Adsorpsi merupakan suatu reaksi reversibel, pada konsentrasi zat terlarut yang diberikan. Adsorbat dapat diadsorpsi melalui dua cara, yakni dengan adsorpsi fisika dan kimia. Pada adsorpsi fisika, ada gaya lemah Van der Waals

yang menarik adsorbat ke permukaan adsorben. Selama proses adsorpsi fisika, sifat kimia adsorbat tidak berubah. Adsorpsi fisika adalah proses spontan (ΔG <0), karena ΔS negatif, maka ΔH menjadi eksoterm.

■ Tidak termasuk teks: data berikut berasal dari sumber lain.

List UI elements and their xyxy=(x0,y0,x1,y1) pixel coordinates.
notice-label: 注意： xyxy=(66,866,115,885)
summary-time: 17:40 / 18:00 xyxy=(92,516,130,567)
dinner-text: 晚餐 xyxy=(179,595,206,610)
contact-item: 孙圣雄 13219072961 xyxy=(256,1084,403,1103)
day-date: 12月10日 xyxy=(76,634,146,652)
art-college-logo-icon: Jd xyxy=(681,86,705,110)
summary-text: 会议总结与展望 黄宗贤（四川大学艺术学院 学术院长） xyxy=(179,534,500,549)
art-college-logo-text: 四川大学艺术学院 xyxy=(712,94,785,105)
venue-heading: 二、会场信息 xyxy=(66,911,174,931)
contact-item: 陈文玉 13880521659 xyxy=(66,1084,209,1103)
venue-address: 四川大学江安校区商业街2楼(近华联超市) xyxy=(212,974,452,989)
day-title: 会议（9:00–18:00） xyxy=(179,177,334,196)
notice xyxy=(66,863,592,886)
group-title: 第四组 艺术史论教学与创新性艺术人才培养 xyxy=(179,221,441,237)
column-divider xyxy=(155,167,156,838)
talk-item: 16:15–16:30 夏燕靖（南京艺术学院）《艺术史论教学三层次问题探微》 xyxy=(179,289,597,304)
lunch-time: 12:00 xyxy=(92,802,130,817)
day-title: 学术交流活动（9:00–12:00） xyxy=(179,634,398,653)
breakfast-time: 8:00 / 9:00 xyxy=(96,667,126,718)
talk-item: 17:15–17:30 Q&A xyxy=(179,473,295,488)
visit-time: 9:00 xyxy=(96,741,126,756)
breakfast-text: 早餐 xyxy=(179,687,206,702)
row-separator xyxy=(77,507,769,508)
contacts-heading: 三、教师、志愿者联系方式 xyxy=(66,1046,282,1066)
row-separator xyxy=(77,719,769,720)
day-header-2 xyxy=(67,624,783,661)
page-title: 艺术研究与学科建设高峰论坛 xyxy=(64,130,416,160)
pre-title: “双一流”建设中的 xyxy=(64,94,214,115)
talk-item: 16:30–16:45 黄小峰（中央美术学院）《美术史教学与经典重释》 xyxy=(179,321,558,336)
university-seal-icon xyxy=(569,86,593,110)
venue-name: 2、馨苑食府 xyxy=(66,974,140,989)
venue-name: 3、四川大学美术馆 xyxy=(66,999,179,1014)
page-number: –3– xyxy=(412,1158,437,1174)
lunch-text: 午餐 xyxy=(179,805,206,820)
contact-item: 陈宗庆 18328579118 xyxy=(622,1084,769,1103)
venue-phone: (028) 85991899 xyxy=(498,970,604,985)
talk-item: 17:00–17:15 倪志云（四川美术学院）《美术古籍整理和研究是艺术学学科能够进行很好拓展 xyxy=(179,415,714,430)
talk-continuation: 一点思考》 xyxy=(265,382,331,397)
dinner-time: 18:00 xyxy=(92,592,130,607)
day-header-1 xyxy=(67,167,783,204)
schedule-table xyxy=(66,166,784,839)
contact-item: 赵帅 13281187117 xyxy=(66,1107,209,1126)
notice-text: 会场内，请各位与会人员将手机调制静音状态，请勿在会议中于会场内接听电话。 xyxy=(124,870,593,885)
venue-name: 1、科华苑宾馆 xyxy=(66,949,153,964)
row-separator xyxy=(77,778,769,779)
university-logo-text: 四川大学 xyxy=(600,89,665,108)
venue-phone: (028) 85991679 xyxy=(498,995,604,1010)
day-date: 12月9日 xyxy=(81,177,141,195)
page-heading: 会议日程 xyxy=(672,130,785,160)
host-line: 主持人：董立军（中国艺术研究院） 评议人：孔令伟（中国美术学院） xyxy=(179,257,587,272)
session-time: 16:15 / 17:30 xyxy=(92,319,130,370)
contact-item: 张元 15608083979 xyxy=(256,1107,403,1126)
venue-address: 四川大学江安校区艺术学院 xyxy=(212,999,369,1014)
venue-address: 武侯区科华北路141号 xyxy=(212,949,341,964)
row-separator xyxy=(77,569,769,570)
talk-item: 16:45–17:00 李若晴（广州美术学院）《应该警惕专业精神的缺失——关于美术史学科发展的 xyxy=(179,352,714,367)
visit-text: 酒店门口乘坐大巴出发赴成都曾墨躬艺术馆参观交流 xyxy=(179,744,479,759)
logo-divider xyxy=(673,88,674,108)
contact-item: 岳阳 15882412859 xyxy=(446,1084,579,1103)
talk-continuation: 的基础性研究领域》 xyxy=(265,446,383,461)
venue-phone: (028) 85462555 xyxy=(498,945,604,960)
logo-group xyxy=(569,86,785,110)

Dalam adsorpsi kimia, adsorbat menempel dengan membentuk ikatan kimia dengan permukaan adsorben. Interaksi ini lebih kuat dari adsorpsi fisika, dan secara umum memiliki persyaratan yang lebih ketat untuk memperoleh kompatibilitas antara adsorbat dan permukaan adsorben (Ansari dan Mohammad-Khah 2009).

Adsorpsi dapat terjadi karena setiap molekul pada permukaan mempunyai energi yang besar sehingga membentuk tegangan permukaan, akibatnya molekul pada permukaan mempunyai energi bebas yang lebih besar dibanding molekul di bawah permukaan. Molekul pada permukaan selalu berusaha mendapatkan energi bebas serendah mungkin, maka permukaan akan menyerap fasa yang tegangan permukaannya lebih rendah untuk menurunkan energi bebasnya (Sukarjo 1997). Adsorpsi kontaminan terlarut merupakan fenomena kompleks, yang disebabkan oleh beberapa mekanisme, seperti Gaya London-Van der Waals, gaya Coulomb, ikatan hidrogen, pertukaran ligan, adsorpsi kimia, gaya dipol-dipol, dan gaya hidrofobik. Sebagai contoh, hidrokarbon paling sering menunjukkan adsorpsi melalui proses ikatan hidrofobik. Jadi sifat permukaan adsorben yang mempengaruhi proses adsorpsi adalah luas permukaan, ukuran pori, distribusi mikropori, dan polaritas (hidrofilik atau hidrofobik) (Ansari dan Mohammad- Khah 2009).